In real life, people realize there are issues to be discussed, and work to be done, and most fem doms (they'll correct me if I'm wrong) cannot stand men who approach them with this type of thinking (can I worship you sight unseen, or I want to be naked in a collar 24hours/day for you Ma'am, isn't that wonderful of me as a servant). M



Oh yes, i appreciate that my position is purely from an online basis, sorry I should have qualified my statement by saying that before. Otherwise i agree with you completely, it should always be about communication. :)




TiNeedsHouseboy -> RE: Femdoms can't find a decent male partner (8/17/2005 1:40:02 AM)

quote:

ORIGINAL: TiNeedsHouseboy:
libidinally
..............................
Ron/mnottertail replied:
I got my ass busted on that word last week.

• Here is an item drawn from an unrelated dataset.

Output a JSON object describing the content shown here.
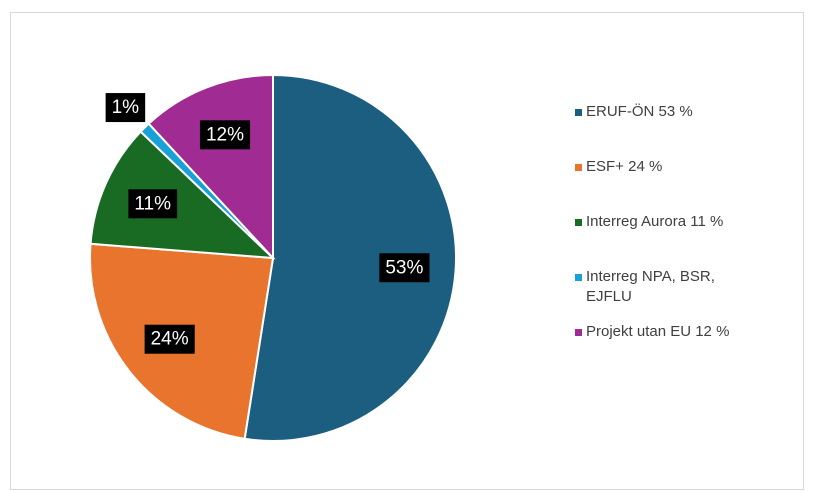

Say what? I use it regularly. How can one not use it when talking about BDSM's psychological mechanisms?

Except for a few buffoons who are threatened by vocabulary with more than one syllable, I haven't heard a peep about my use of libidinally. (Kreikey! That's five whole syllables. The linguistically challenged buffoons must be plotzing.) Then again, I grasp the distinction between sex and libido. People commonly mistake the two as synonymous.

What did you say and how did you get your ass busted?